Show them the real needs we face right now. Thank You.
Adam Victor Lattimore, Westerville
Students concerned for unclear future
My name is Jessica Sharpe and I am a senior at Westerville South. First off, I would like
to thank everyone who came out today in the lovely weather to show support for our schools. This crowd is a testimony
to the concerns all us students have for the unclear future of our schools. I am eighteen years old and I am registered
to vote for the upcoming election on November 4th. On that day I will be supporting our schools, along with every
student's future by voting for the school levy. I encourage everyone who desires a strong educational system in
Westerville to vote on November 4th in support of the school levy. Thank you.

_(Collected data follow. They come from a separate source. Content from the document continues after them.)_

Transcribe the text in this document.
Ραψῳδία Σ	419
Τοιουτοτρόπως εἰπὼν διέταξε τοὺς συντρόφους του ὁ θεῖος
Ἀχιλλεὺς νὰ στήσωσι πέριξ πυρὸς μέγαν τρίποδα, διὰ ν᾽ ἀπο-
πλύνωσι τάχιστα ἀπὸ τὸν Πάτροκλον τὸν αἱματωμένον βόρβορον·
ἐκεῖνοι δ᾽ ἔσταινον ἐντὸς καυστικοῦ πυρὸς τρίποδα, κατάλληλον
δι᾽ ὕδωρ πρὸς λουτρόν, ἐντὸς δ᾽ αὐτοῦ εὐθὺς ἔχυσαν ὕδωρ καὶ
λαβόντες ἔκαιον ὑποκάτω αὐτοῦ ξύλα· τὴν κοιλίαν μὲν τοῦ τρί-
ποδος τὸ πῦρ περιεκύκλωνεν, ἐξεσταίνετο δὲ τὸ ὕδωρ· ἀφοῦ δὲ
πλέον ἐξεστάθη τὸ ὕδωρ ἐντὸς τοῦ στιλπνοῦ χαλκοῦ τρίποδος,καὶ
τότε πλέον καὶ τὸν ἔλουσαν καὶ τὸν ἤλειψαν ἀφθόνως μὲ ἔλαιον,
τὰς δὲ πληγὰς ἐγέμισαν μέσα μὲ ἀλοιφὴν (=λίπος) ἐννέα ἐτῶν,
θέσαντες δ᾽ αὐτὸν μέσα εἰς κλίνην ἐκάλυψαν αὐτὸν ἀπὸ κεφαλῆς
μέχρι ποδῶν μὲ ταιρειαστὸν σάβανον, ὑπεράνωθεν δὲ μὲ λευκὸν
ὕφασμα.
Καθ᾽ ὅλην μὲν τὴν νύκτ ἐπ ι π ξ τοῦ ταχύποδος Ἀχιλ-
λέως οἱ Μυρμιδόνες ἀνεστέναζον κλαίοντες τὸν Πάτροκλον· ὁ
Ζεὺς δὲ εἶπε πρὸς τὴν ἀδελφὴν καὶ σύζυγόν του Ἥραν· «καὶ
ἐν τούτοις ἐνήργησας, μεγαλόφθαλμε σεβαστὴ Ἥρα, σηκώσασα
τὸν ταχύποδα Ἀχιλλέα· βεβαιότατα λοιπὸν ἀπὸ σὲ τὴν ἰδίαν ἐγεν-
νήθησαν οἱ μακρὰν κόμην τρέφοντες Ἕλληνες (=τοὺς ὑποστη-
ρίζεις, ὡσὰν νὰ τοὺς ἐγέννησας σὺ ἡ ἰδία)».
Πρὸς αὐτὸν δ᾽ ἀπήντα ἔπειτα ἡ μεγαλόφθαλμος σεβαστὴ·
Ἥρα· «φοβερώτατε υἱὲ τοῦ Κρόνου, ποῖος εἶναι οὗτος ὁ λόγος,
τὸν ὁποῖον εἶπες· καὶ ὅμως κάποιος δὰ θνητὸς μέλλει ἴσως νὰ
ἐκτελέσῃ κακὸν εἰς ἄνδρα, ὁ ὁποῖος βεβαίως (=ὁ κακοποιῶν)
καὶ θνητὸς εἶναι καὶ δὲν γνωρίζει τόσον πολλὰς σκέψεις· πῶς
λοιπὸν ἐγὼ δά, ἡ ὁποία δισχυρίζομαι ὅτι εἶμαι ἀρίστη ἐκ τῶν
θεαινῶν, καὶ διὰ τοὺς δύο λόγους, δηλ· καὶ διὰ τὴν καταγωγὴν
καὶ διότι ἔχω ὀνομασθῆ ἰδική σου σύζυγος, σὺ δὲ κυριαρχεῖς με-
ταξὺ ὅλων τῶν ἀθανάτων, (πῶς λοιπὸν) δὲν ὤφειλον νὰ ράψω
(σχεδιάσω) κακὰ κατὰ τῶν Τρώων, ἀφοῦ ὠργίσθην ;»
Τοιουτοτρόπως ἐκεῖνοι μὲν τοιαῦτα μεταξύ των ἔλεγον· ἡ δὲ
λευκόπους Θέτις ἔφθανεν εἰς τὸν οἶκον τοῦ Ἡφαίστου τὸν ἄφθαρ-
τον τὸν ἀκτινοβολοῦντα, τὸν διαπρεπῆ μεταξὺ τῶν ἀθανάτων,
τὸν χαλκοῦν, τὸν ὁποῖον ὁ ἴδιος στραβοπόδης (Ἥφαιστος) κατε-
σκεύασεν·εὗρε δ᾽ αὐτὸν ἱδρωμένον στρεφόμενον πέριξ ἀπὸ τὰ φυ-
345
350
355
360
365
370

Jessica Sharpe, Westerville South Senior
Fifth graders speak out
Hello, everyone. We are the 5th
grade representatives from Emerson Elementary Magnet
School. We would like for you to support the Westerville
City Schools' Levy. We would like to talk to you about some issues facing the
Westerville City School District. Because the school levy in May did not pass our school does not get student council
and some other important student organizations. If you were to support the cause,
the schools will get more money to educate children. Our schools could get more
learning tools and supplies to keep learning fun and educational. Our libraries
may also get more books this way and computers for our classrooms. This year
due to the May levy we don't get a student council. Student council earned money
for the schools and it was a fun learning experience. If you vote "Yes" you will
be helping our district and us.
This levy could shape a child's future.
This is where the learning begins. This could be our future. By voting "Yes" we can learn to shape the life ahead of us. There
will be a future, doesn't mean it'll be a great one, but it can be. Your
vote means a lot to us and our schools. There will be a tomorrow. Make
it happy. Yet again, we would like to ask you to vote "Yes" for our cause and
be a citizen to appreciate. Make tomorrow bright and happy. We lived the past, are experiencing the future, and we are the future.
Thank you for listening to our speech and seriously consider voting "Yes."